Open Domain Statistical Spoken Dialogue Systems
In a conventional SDS, all of the shaded components are rule-driven (Bratman 1988, Paek and Pieraccini 2008).
In a statistical SDS, however, the end-to-end process is modelled as a partially observable Markov decision process (POMDP)(Young 2006, Williams and Young 2007).
To avoid losing information by making hard decisions too early, w and u are replaced by probability distributions over all possible words and user acts, and the mapping from w to u is performed using a classifier trained on real data. The belief state b comprises the probability distribution over all possible states i.e. bi=p(si) and the policy a=π(b) is trained via interactions with real users to maximise a reward function using reinforcement learning. Finally, the selected action is converted to a response message m using a generative model trained on data. The replacement of best estimates for w, u and b by full probability distributions and the replacement of rules by optimised statistical models results in systems which are more robust to speech recognition errors and which can continue to improve on-line as more data is collected (Gasic et al. 2013, Young et al. 2014).
An open-domain spoken dialogue system is defined as one which can support a natural conversation about any topic within a wide coverage Knowledge Graph (KG). It is assumed that this graph contains not only ontological information about entities but also the operations that might be applied to those entities (e.g. find flight information, book a hotel room, buy an ebook, etc. ).
The figure above shows a fragment of a KG covering Hotels and Restaurants, both of which are specialisations of the venue class. When the user says "I am looking for a Chinese restaurant", the decoders attached to the Restaurant, food and find nodes are activated (as would other nodes in the graph such as chinese as a kind of language). Based on the recent history and the node activations, the topic tracker identifies Restaurant as the focus and activates its dialogue policy. The belief state for this node consists of probability distributions over the required action, name, location and food type. In this case, the policy selects the action request(loc) and the response ``Whereabouts?" is generated.
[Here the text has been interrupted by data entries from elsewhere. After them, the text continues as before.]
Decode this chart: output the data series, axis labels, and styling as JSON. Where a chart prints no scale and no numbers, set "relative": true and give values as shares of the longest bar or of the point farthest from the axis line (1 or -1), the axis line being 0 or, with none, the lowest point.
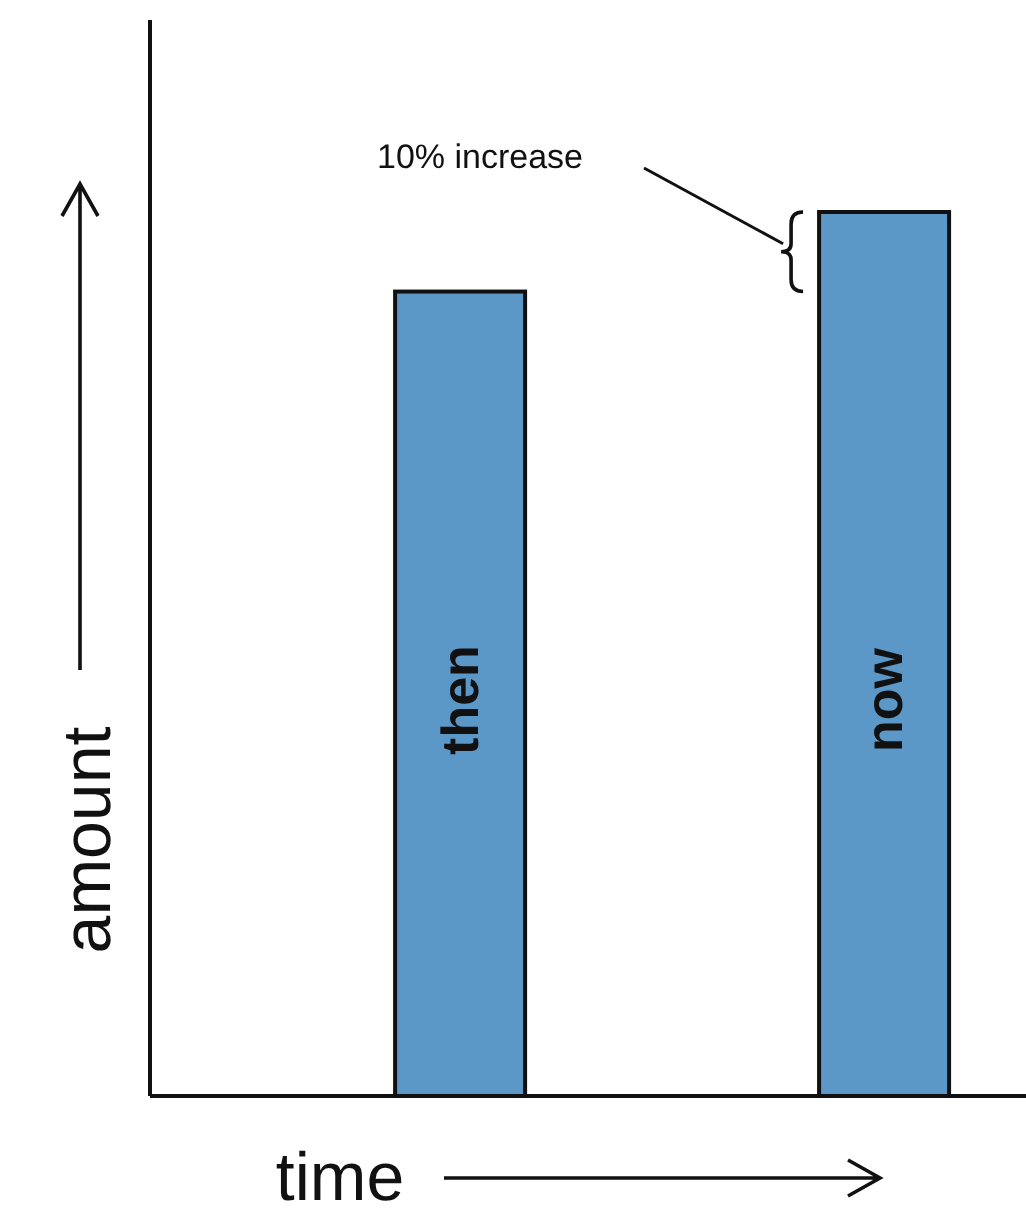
{
  "chart_data": {
    "type": "bar",
    "relative": true,
    "xlabel": "time",
    "ylabel": "amount",
    "categories": [
      "then",
      "now"
    ],
    "values": [
      0.91,
      1
    ],
    "color": "#5b98c8",
    "annotations": [
      "10% increase"
    ]
  }
}
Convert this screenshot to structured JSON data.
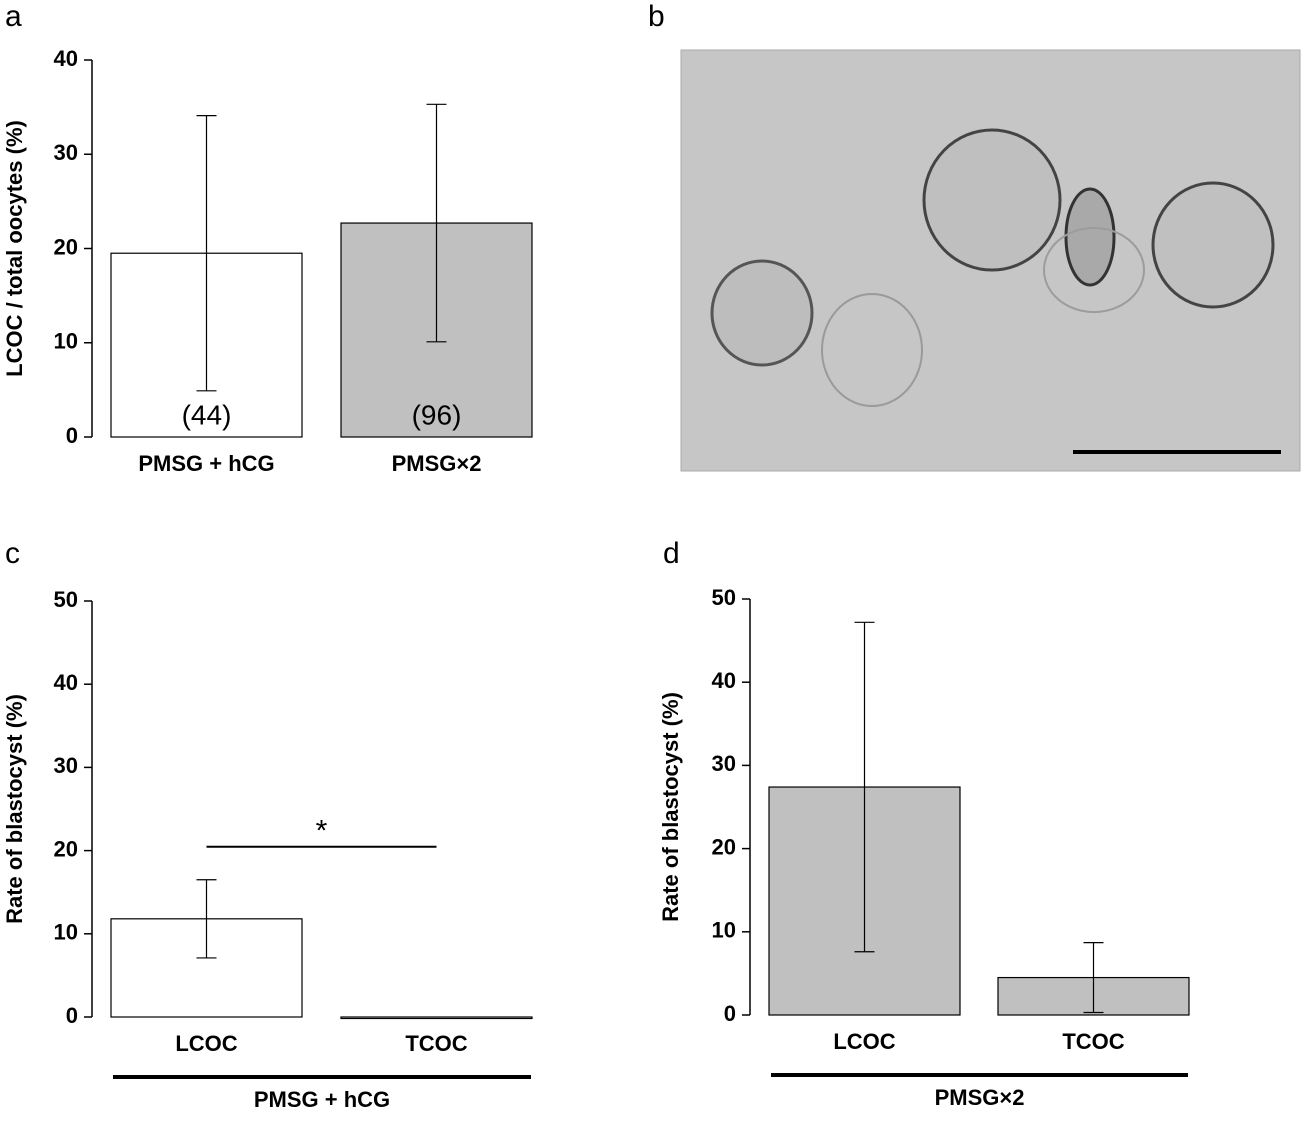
{
  "chart_data": [
    {
      "type": "bar",
      "panel": "a",
      "y_label": "LCOC / total oocytes (%)",
      "categories": [
        "PMSG + hCG",
        "PMSG×2"
      ],
      "values": [
        19.5,
        22.7
      ],
      "errors": [
        14.6,
        12.6
      ],
      "annotations": [
        "(44)",
        "(96)"
      ],
      "colors": [
        "#ffffff",
        "#c0c0c0"
      ],
      "ylim": [
        0,
        40
      ],
      "yticks": [
        0,
        10,
        20,
        30,
        40
      ]
    },
    {
      "type": "bar",
      "panel": "c",
      "y_label": "Rate of blastocyst (%)",
      "categories": [
        "LCOC",
        "TCOC"
      ],
      "values": [
        11.8,
        0
      ],
      "errors": [
        4.7,
        null
      ],
      "colors": [
        "#ffffff",
        "#ffffff"
      ],
      "group_label": "PMSG + hCG",
      "significance": "*",
      "ylim": [
        0,
        50
      ],
      "yticks": [
        0,
        10,
        20,
        30,
        40,
        50
      ]
    },
    {
      "type": "bar",
      "panel": "d",
      "y_label": "Rate of blastocyst (%)",
      "categories": [
        "LCOC",
        "TCOC"
      ],
      "values": [
        27.4,
        4.5
      ],
      "errors": [
        19.8,
        4.2
      ],
      "colors": [
        "#c0c0c0",
        "#c0c0c0"
      ],
      "group_label": "PMSG×2",
      "ylim": [
        0,
        50
      ],
      "yticks": [
        0,
        10,
        20,
        30,
        40,
        50
      ]
    }
  ],
  "image_panel": {
    "panel": "b"
  }
}
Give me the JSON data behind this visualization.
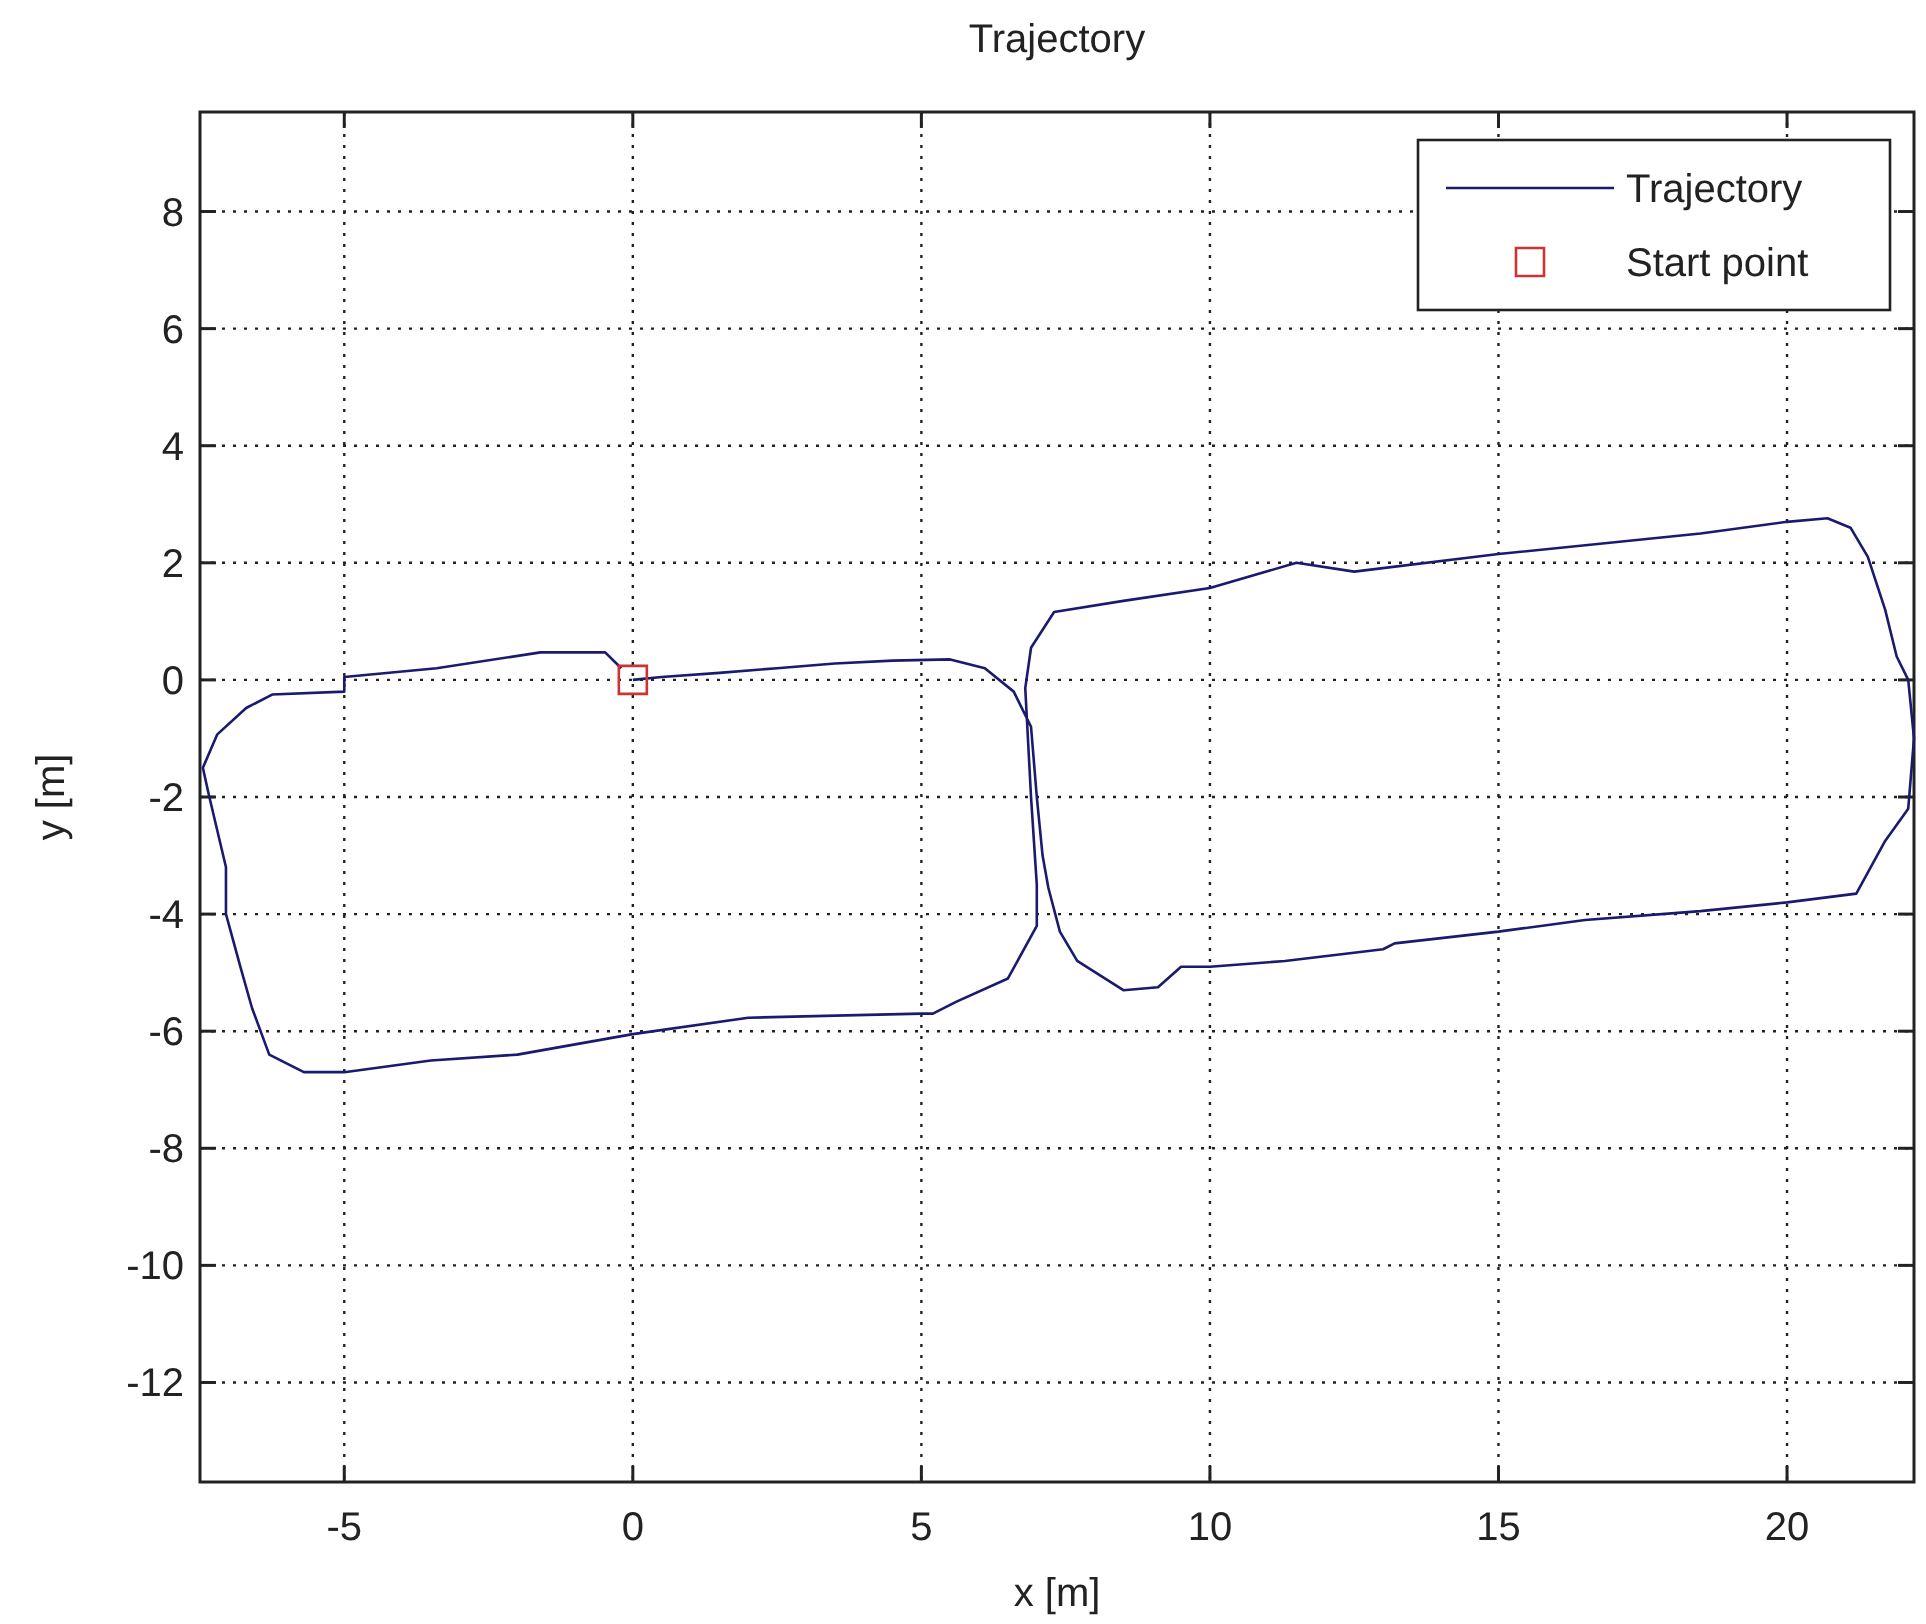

The inherit and adapt approach to on-line system training
Initially, a small amount of corpus data is used to train the dialogue models Mv=(Iv,πv,Ov) required for input, decision policy and output for the venue class. As the system is used, data is accumulated and the venue class models are refined. At some point, there is sufficient data to train specific dialogue models for Restaurants and Hotels. At this point the data is split, and subsequent refinement takes place at the lower level.